Aya Maceda speaks in vivid detail of her family home in Quezon City: a collaborative effort by her mother, Teresita Gimenez-Maceda, and architect Jesus Gueco. “The whole house just breathed,” she says. “I remember the sense of exhale as you entered, being cocooned in this warm, bright space.”
Shaded under a large old talisay tree, its robust adobe-clad entrance offered a welcome arrival. A broad timber door opened into a thoughtfully planned inner sanctum, with narra and kamagong hardwood floors and walls. Places to gather and connect segued naturally into spots for quiet solitude. Bedrooms were positioned around a light-filled, double-height courtyard, inundated with greenery.
The house brimmed with Filipino art, objects Teresita collected in her travels, as an author and professor of Philippine Studies and Literature.
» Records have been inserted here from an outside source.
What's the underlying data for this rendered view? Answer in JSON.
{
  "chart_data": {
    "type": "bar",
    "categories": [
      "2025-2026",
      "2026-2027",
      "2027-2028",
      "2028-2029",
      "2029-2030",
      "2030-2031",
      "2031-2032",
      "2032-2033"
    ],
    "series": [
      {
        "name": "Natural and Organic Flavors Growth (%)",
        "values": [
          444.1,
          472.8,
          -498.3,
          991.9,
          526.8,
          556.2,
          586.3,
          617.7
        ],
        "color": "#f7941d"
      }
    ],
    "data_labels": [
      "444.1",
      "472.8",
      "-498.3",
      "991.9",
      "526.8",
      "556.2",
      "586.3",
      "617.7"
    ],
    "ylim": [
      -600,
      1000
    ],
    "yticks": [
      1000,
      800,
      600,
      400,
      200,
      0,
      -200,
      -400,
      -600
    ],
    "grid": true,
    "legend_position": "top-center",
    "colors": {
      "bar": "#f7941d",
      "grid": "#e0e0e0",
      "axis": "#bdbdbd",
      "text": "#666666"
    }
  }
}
Nicknamed Mapayapa, this peaceful environment instilled an early appreciation for space in young Aya, sparking a lifelong fascination for Indigenous heritage, design and creative expression. After 43 years in the Gimenez-Maceda family and with her mother’s passing, the house was recently sold. But the lessons learned within its walls remain alive in every project.
“Thinking of the values I seek to apply in my work, there is a direct line to my childhood home. I often find myself returning to it,” says Aya. “Our perimeter garden was full of orchids and ferns. My dad Vic had a habit of talking to plants… now I find my-self doing that, too.” Fond memories of home served as a comforting anchor, as Aya’s physical base moved with her globetrotting architectural career.